Le Journal de Montreal

La morale selon Trudeau

- Loïc Tassé

Voilà que Justin Trudeau décide de faire de la politique internatio­nale. Il estime que Bachar al-Assad doit partir.

Dans la ligne de pensée de Chrystia Freeland, qui tremble de haine dès que quelqu’un prononce le mot «Russie», il croit que davantage de sanctions devraient être imposées à Moscou. Personne ne doute que Bachar al-Assad soit un horrible dictateur. Malheureus­ement, des dictateurs gouvernent la majorité des États du monde.
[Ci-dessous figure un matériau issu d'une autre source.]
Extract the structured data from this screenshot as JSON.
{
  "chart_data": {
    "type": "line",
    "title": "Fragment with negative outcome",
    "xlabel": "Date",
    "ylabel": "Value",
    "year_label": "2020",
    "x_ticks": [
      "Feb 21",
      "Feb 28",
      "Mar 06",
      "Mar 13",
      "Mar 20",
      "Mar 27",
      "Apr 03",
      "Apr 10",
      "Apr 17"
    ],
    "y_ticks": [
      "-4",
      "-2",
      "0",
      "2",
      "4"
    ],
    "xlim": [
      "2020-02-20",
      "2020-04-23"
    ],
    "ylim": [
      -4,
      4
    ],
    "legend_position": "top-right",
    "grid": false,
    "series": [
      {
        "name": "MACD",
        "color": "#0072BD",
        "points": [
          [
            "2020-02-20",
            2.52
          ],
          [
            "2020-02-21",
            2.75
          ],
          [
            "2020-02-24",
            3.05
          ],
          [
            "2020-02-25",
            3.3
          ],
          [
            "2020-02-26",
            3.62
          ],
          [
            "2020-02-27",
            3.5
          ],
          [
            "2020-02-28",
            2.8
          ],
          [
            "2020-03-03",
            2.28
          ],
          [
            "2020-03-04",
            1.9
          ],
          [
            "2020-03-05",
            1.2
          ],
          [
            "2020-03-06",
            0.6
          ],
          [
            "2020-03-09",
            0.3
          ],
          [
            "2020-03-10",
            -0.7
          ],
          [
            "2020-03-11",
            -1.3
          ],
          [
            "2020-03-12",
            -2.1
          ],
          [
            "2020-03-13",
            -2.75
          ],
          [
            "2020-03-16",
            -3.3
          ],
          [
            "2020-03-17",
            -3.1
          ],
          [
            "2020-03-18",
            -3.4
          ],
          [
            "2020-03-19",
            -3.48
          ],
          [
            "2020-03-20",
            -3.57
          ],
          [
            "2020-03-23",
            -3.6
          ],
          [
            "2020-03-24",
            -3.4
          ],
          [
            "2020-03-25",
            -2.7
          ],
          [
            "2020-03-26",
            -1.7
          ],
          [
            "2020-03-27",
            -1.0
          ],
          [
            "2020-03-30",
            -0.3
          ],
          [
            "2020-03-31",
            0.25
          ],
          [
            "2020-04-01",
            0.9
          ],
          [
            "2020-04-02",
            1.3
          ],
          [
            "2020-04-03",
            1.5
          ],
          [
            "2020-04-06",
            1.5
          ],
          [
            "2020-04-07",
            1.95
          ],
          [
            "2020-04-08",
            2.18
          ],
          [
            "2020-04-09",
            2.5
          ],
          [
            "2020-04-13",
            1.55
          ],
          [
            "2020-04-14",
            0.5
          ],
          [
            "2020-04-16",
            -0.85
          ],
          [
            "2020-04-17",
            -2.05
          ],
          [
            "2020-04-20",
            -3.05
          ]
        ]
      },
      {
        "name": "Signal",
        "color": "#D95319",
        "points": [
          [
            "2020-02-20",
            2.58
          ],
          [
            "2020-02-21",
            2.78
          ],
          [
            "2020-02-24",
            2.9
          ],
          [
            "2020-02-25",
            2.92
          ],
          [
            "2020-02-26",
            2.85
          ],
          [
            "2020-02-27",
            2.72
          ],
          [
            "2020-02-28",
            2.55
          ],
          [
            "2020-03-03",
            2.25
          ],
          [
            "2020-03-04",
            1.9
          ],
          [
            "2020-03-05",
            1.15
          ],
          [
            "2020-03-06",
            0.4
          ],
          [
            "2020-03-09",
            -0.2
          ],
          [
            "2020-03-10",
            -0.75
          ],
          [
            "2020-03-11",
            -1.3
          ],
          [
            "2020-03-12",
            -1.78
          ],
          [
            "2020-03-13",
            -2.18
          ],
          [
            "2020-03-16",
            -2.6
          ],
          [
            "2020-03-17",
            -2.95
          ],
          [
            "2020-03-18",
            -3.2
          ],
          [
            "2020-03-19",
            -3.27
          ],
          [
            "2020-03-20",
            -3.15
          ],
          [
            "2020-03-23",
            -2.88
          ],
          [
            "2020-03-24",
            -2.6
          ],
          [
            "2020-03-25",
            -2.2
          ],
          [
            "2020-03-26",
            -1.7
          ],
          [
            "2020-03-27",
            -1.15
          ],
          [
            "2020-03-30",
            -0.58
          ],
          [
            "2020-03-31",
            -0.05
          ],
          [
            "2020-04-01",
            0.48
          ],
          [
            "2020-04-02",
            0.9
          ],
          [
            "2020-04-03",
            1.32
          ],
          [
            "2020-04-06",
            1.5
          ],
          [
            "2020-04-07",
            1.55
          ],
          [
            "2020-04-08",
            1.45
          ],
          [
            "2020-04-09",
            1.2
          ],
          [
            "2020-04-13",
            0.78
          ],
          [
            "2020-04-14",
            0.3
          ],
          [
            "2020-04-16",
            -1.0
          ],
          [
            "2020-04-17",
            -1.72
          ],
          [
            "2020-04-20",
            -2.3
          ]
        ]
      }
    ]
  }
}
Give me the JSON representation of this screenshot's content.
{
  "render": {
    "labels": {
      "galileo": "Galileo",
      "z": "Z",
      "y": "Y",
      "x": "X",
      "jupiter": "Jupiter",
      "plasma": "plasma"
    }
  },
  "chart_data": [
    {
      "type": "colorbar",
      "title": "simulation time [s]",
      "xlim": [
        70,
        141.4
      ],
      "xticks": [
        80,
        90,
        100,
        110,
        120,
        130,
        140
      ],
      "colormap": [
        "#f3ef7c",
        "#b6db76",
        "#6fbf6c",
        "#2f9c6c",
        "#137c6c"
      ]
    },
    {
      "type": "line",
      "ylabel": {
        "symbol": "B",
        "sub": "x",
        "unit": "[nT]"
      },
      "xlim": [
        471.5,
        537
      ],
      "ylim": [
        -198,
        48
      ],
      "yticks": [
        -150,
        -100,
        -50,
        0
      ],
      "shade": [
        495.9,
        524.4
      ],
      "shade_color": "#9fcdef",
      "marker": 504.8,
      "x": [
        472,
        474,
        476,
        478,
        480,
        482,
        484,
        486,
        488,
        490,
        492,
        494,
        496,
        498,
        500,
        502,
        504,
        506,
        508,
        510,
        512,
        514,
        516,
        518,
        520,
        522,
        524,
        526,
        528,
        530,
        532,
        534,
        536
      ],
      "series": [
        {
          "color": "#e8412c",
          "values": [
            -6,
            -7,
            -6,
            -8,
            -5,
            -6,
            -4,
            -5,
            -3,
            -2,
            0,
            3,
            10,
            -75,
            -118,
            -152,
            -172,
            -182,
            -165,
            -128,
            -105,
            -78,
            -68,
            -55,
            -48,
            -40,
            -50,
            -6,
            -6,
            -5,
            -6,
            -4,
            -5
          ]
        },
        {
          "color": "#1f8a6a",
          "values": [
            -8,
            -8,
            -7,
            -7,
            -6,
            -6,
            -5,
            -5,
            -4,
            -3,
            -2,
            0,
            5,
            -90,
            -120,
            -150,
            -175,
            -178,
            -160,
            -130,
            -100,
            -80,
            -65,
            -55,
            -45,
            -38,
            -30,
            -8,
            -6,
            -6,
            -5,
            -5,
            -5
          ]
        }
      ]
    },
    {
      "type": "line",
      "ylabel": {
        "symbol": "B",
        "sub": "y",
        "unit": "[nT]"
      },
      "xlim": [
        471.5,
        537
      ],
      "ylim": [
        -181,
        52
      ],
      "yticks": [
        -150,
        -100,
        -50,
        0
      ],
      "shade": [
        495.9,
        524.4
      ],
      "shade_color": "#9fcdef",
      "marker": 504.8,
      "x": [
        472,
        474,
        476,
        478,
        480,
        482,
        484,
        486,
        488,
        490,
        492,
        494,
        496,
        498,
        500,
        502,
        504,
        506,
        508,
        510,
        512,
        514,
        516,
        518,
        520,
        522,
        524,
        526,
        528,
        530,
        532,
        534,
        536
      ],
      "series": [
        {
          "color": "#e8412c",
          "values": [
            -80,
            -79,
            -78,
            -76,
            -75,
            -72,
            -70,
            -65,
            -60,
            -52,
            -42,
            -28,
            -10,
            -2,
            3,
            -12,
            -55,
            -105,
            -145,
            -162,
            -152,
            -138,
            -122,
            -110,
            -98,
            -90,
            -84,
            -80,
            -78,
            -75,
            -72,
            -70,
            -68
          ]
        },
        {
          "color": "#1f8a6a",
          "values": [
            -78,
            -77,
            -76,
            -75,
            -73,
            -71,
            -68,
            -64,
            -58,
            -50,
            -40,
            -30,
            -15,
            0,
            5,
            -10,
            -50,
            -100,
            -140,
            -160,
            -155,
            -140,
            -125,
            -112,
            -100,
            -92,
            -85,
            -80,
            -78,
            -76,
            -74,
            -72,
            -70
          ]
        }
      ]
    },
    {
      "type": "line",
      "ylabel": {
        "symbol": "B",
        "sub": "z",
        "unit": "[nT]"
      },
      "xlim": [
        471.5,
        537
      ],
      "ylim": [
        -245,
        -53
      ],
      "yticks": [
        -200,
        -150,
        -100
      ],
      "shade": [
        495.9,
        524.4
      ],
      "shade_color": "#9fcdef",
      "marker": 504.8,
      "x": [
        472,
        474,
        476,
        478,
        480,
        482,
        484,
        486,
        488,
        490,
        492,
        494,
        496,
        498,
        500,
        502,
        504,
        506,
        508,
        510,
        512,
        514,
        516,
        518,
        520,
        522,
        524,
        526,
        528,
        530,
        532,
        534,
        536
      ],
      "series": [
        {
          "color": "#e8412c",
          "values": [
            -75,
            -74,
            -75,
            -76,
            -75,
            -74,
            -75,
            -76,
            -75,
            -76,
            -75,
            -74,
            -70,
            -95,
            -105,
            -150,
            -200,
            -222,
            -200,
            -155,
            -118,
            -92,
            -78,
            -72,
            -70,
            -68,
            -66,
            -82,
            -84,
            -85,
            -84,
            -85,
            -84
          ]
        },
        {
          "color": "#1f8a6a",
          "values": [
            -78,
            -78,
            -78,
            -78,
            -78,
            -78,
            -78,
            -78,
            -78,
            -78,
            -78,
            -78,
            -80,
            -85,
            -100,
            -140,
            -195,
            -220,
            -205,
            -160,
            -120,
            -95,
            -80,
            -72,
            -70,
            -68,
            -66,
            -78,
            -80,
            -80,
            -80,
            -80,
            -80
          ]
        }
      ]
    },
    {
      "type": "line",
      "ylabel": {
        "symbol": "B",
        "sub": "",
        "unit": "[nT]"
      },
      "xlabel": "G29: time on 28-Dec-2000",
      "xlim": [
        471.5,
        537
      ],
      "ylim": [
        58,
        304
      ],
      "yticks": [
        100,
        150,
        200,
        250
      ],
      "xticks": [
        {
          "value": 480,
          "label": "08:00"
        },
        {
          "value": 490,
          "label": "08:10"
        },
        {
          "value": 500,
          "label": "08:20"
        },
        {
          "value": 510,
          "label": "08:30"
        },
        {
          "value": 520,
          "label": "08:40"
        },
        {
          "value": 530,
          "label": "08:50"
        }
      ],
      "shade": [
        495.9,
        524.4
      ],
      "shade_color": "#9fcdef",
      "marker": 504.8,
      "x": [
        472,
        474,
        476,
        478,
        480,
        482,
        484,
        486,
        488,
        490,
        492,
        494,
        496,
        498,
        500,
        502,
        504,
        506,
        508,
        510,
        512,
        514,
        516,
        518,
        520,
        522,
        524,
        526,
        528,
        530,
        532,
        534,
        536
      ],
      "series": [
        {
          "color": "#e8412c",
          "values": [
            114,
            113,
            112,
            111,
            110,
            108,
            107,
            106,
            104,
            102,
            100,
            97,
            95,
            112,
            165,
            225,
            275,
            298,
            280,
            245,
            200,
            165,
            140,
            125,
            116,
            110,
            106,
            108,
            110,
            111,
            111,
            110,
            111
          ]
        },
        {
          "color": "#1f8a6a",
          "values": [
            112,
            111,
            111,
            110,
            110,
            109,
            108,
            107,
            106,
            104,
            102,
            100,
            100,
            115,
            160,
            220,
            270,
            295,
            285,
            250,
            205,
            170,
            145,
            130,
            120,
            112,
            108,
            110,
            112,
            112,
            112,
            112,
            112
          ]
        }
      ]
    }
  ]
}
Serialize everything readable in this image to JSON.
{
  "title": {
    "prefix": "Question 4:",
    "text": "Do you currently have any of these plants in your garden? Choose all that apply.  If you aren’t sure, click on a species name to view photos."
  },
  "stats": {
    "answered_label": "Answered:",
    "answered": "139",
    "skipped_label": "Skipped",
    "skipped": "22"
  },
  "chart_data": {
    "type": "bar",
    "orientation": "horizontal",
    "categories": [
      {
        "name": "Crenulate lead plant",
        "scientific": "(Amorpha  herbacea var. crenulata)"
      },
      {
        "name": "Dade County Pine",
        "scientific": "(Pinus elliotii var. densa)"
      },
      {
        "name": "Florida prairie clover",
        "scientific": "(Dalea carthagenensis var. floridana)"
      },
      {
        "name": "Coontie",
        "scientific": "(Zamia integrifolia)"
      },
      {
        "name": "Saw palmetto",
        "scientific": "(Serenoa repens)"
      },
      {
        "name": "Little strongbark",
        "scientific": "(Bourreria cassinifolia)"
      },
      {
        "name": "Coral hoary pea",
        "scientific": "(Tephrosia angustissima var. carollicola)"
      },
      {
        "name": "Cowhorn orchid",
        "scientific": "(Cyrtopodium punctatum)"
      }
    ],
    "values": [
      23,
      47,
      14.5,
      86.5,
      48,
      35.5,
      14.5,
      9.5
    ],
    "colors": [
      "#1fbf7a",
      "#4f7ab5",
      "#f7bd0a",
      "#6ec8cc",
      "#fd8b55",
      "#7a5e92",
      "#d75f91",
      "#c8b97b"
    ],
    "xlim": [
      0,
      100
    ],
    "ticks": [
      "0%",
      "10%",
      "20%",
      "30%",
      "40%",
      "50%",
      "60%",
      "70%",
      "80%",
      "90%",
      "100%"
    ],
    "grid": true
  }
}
Faut-il pour autant couper les liens avec ces États? Dans le cas précis de Bachar alAssad, qu’arriverait-il si la Russie cessait de le soutenir?

1 Que propose Justin Trudeau ? Trudeau propose une vision très morale de la politique internatio­nale. Un pays commet une horreur, il faut le châtier. Un pays viole les traités internatio­naux, il faut le punir. Ces beaux principes moraux sont réconforta­nts, faciles à comprendre. Personne ne peut s’élever contre eux. Comme pour la tarte aux pommes.

2 La morale est-elle valide dans les relations internatio­nales ? Sauf que dans les faits, les arguments moraux ne tiennent pas la route. Par exemple, parlant de dictateurs, pourquoi le Canada continue-t-il à entretenir de très bonnes relations avec la Chine, où, pourtant, le Parti communiste chinois règne sans partage depuis 1949? En termes de dictature, la Chine est bien plus dictatoria­le que la Russie. Que dire de tous ces sympathiqu­es émirs et rois du pétrole qui confisquen­t le pouvoir à leur peuple et qui accaparent les richesses de leur pays? En quoi les massacres de l’Arabie saoudite au Yémen sontils plus supportabl­es que ceux de Bachar al-Assad? Est-il plus tolérable que des enfants meurent sous les ravages des bombes et de la famine plutôt qu’asphyxiés par des gaz chimiques?

3 Trudeau comprend-il les relations internatio­nales ? La triste réalité, c’est que les États sont gouvernés par leurs intérêts. Depuis le bombardeme­nt supposé aux gaz chimiques de l’armée syrienne, la morale a complèteme­nt envahi les discours de plusieurs dirigeants américains. Que Trudeau ait choisi d’emblée de faire confiance aux États-Unis sur la Syrie et qu’il se lance lui aussi dans des explicatio­ns morales en dit long sur son ignorance en matière de relations internatio­nales.

4 Quelles seraient les conséquenc­es de la chute de Bachar al-Assad ? Supposons que la Russie lâche le régime de Bachar al-Assad. Est-il bien sûr que les Syriens y trouveraie­nt leur compte? Sûrement pas. En combien d’États se subdiviser­ait ensuite la Syrie? Qui contrôlera­it les islamistes? La Russie perdrait un territoire allié. La Turquie, Israël et l’Arabie saoudite trépignera­ient de joie parce que leur vieil ennemi serait anéanti. Plutôt que de succomber aux délices de la morale, Trudeau ferait mieux de tenter de comprendre les véritables intérêts qui se cachent derrière les politiques des États-Unis. Il devrait aussi se demander quels sont les véritables intérêts du Canada.